Ein spontanes Streitgespräch entzündet sich zwischen Cellek und Arslan. Cellek verweist auf die Geschichte: „Wie war denn die Lage vor Erdogan? Ich zähle es Ihnen auf: Das Land war permanent verschuldet, Frauen mit Kopftuch wurden diskriminiert, durften nicht in Behörden arbeiten oder zur Uni gehen, in den 1960ern hat das Militär den demokratisch gewählten Premierminister Adnan Menderes gehängt, ein weiterer Präsident, Turgut Özal, wurde mutmaßlich vergiftet…“
Arslan unterbricht Cellek und bezieht sich auf die Gegenwart: „Erdogan hat das ganze Land verkauft. Unter dem Deckmantel der Privatisierung hat er Staatseigentum veräußert und die Taschen der politischen Elite vollgestopft. Aber der normale Bürger ist arm! Kühlschränke und Waschmaschinen kann man ja nicht essen!“ Arslan bezieht sich auf Wahlkampfstrategien der regierenden AKP, dass sie vor den letzten Urnengängen regelmäßig zu den Ärmsten der Armen fuhr, Waschmaschinen sowie Kühlschränke verschenkt habe und so um Stimmen warb.

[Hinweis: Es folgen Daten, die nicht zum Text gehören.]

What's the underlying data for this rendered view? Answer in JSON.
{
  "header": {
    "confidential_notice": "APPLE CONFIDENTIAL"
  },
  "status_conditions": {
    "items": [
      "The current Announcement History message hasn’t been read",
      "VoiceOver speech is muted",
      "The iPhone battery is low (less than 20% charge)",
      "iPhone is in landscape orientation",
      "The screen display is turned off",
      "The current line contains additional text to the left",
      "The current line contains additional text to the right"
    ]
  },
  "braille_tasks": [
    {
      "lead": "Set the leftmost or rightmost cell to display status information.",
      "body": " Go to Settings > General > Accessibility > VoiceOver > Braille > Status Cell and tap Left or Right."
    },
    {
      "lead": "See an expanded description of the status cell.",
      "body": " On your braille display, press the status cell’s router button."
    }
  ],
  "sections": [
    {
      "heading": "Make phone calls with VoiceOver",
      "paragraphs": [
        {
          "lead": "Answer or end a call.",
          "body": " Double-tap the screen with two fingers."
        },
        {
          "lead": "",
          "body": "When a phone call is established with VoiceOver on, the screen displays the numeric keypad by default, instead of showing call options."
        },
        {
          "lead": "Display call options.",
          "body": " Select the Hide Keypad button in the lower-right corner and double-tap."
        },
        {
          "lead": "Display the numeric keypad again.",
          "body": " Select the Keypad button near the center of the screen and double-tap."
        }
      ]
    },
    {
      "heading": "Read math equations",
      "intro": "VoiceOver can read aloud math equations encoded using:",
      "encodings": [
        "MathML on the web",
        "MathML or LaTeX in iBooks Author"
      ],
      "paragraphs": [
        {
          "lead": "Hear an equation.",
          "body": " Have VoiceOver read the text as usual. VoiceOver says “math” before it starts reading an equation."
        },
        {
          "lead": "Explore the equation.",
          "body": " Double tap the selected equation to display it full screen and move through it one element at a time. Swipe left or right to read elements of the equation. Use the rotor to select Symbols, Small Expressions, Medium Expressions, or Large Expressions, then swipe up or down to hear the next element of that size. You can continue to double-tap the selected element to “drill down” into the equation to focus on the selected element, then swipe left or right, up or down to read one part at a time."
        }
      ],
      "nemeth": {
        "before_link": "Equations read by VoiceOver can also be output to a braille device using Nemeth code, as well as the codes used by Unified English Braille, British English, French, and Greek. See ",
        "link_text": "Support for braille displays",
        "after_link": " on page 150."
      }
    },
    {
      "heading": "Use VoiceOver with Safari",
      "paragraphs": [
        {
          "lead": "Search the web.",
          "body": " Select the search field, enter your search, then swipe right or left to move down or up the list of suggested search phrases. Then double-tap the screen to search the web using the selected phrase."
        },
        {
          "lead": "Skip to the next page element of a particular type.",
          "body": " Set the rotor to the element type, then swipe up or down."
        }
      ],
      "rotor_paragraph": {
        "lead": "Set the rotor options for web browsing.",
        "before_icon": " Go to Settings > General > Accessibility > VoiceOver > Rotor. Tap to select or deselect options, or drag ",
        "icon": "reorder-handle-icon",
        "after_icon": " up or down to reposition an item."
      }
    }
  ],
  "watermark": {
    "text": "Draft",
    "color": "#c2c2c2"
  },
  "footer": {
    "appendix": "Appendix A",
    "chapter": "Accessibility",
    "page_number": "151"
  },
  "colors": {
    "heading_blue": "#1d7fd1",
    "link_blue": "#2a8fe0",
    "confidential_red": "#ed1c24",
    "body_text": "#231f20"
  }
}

Die Diskussion wird lauter, eine kleine Menschentraube bildet sich. Eine Wahl-Organisatorin geht dazwischen, bittet die beiden, sich zu mäßigen und im Wahllokal auf politische Debatten zu verzichten. Arslan und Cellek sehen das sofort ein und verabschieden sich höflich voneinander. Doch das Streitgespräch legt den massiven ideologischen Graben zwischen Erdogan-Anhängern und -Gegnern frei. Beide Seiten wirken unversöhnlich und sind für nüchterne Argumente unzugänglich.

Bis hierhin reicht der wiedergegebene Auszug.